Wilson asserted that to understand Turkey today, one must look at what took place in the late Ottoman period and early twentieth century. He described how as the Ottoman Empire was crumbling, the Qur’an had been used to create a national identity. “The mention of a ‘Turkish Qur’an’ was a radical idea at the time,” said Wilson, “and was part of a nationalization of all aspects of Islamic ritual.”

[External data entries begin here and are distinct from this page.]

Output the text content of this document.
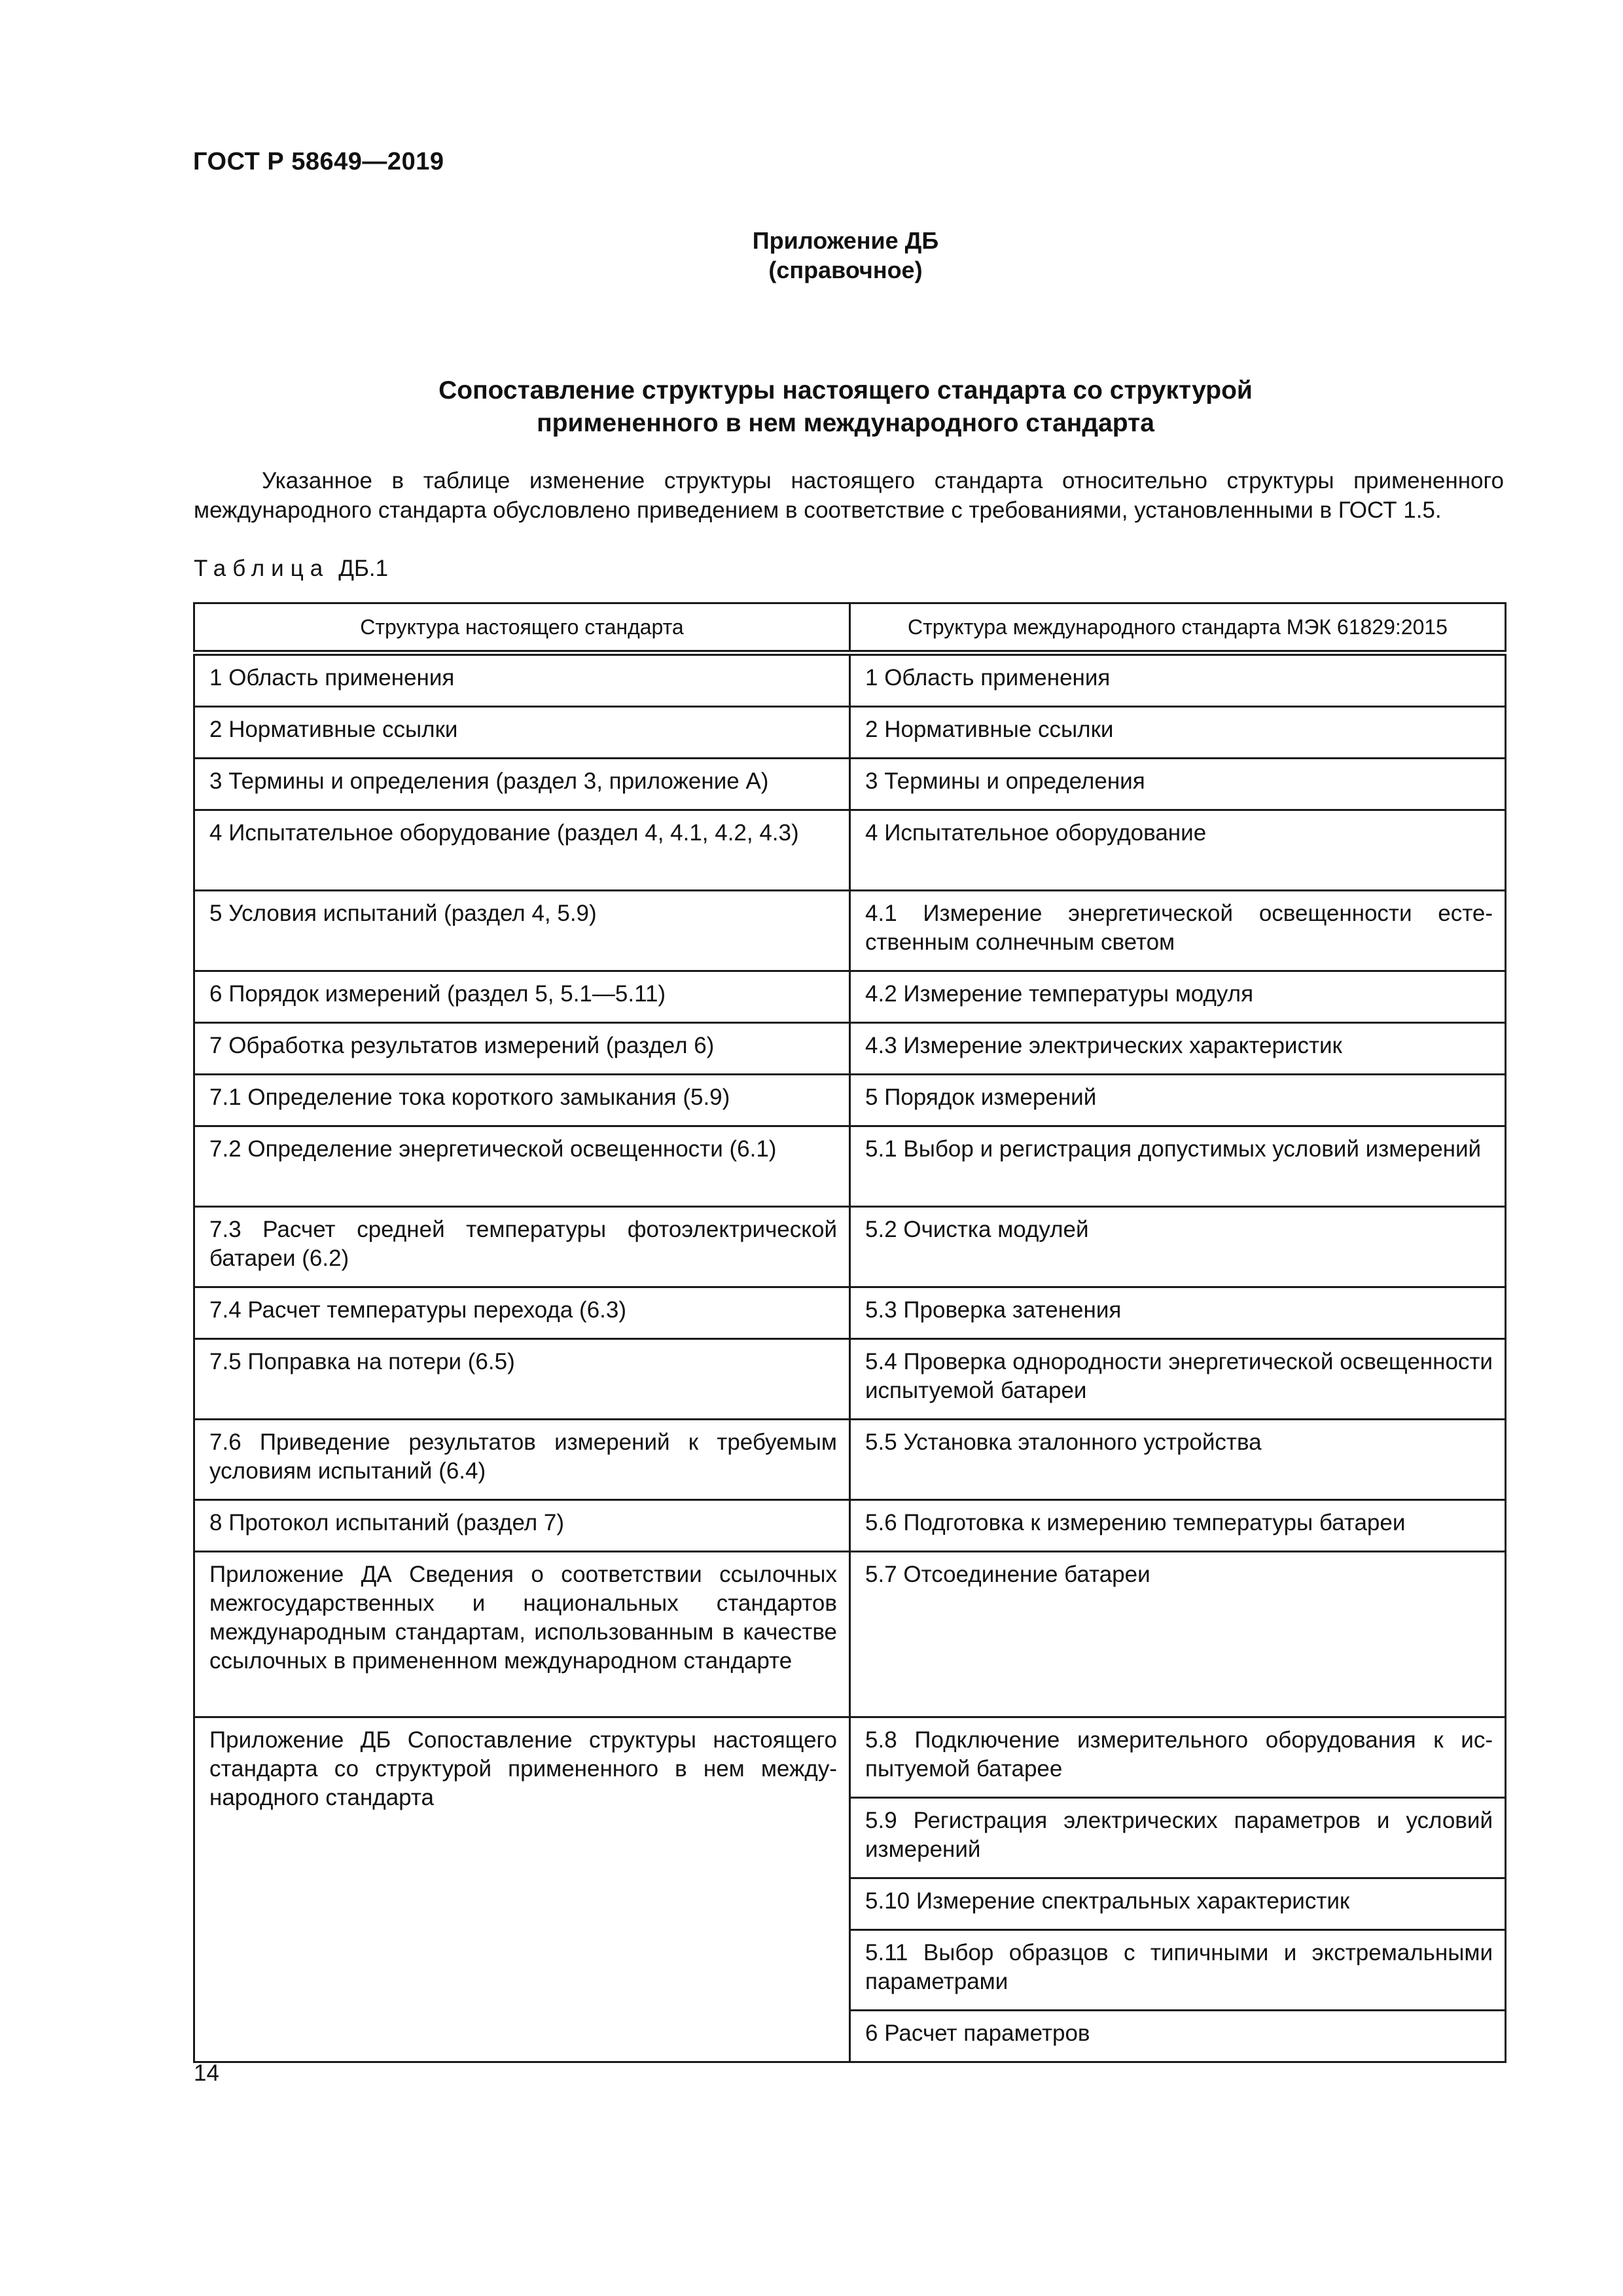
ГОСТ Р 58649—2019
Приложение ДБ
(справочное)
Сопоставление структуры настоящего стандарта со структурой
примененного в нем международного стандарта
Указанное в таблице изменение структуры настоящего стандарта относительно структуры примененного международного стандарта обусловлено приведением в соответствие с требованиями, установленными в ГОСТ 1.5.
Таблица ДБ.1
Структура настоящего стандарта	Структура международного стандарта МЭК 61829:2015
1 Область применения	1 Область применения
2 Нормативные ссылки	2 Нормативные ссылки
3 Термины и определения (раздел 3, приложение А)	3 Термины и определения
4 Испытательное оборудование (раздел 4, 4.1, 4.2, 4.3)	4 Испытательное оборудование
5 Условия испытаний (раздел 4, 5.9)	4.1 Измерение энергетической освещенности естественным солнечным светом
6 Порядок измерений (раздел 5, 5.1—5.11)	4.2 Измерение температуры модуля
7 Обработка результатов измерений (раздел 6)	4.3 Измерение электрических характеристик
7.1 Определение тока короткого замыкания (5.9)	5 Порядок измерений
7.2 Определение энергетической освещенности (6.1)	5.1 Выбор и регистрация допустимых условий измерений
7.3 Расчет средней температуры фотоэлектрической батареи (6.2)	5.2 Очистка модулей
7.4 Расчет температуры перехода (6.3)	5.3 Проверка затенения
7.5 Поправка на потери (6.5)	5.4 Проверка однородности энергетической освещенности испытуемой батареи
7.6 Приведение результатов измерений к требуемым условиям испытаний (6.4)	5.5 Установка эталонного устройства
8 Протокол испытаний (раздел 7)	5.6 Подготовка к измерению температуры батареи
Приложение ДА Сведения о соответствии ссылочных межгосударственных и национальных стандартов международным стандартам, использованным в качестве ссылочных в примененном международном стандарте	5.7 Отсоединение батареи
Приложение ДБ Сопоставление структуры настоящего стандарта со структурой примененного в нем международного стандарта	5.8 Подключение измерительного оборудования к испытуемой батарее
	5.9 Регистрация электрических параметров и условий измерений
	5.10 Измерение спектральных характеристик
	5.11 Выбор образцов с типичными и экстремальными параметрами
	6 Расчет параметров
14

When the Republic of Turkey was proclaimed in October 1923, its first president Mustafa Kemal Ataturk moved forcefully to make Turkey a secular state: Islamic schools and courts were closed, the Hat Law was passed, and Sufi lodges were prohibited. In 1928, the Constitution was amended to remove the provision declaring Islam the official religion of Turkey. Wilson explained that although the secularization of Turkey was popular among certain elite segments of the Turkish population, it was also widely opposed. “If you listen to Erdogan and his supporters today,” said Wilson, “you hear how deeply resentful they still are of the changes that took place in the first 30 years [after Turkish independence in 1923].”
The role of religion in Turkey today is one of the topics that Wilson will address in “Religion in the Public Sphere,” the course he is co-teaching with CEU Associate Professor Matthias Riedl at SPP this winter.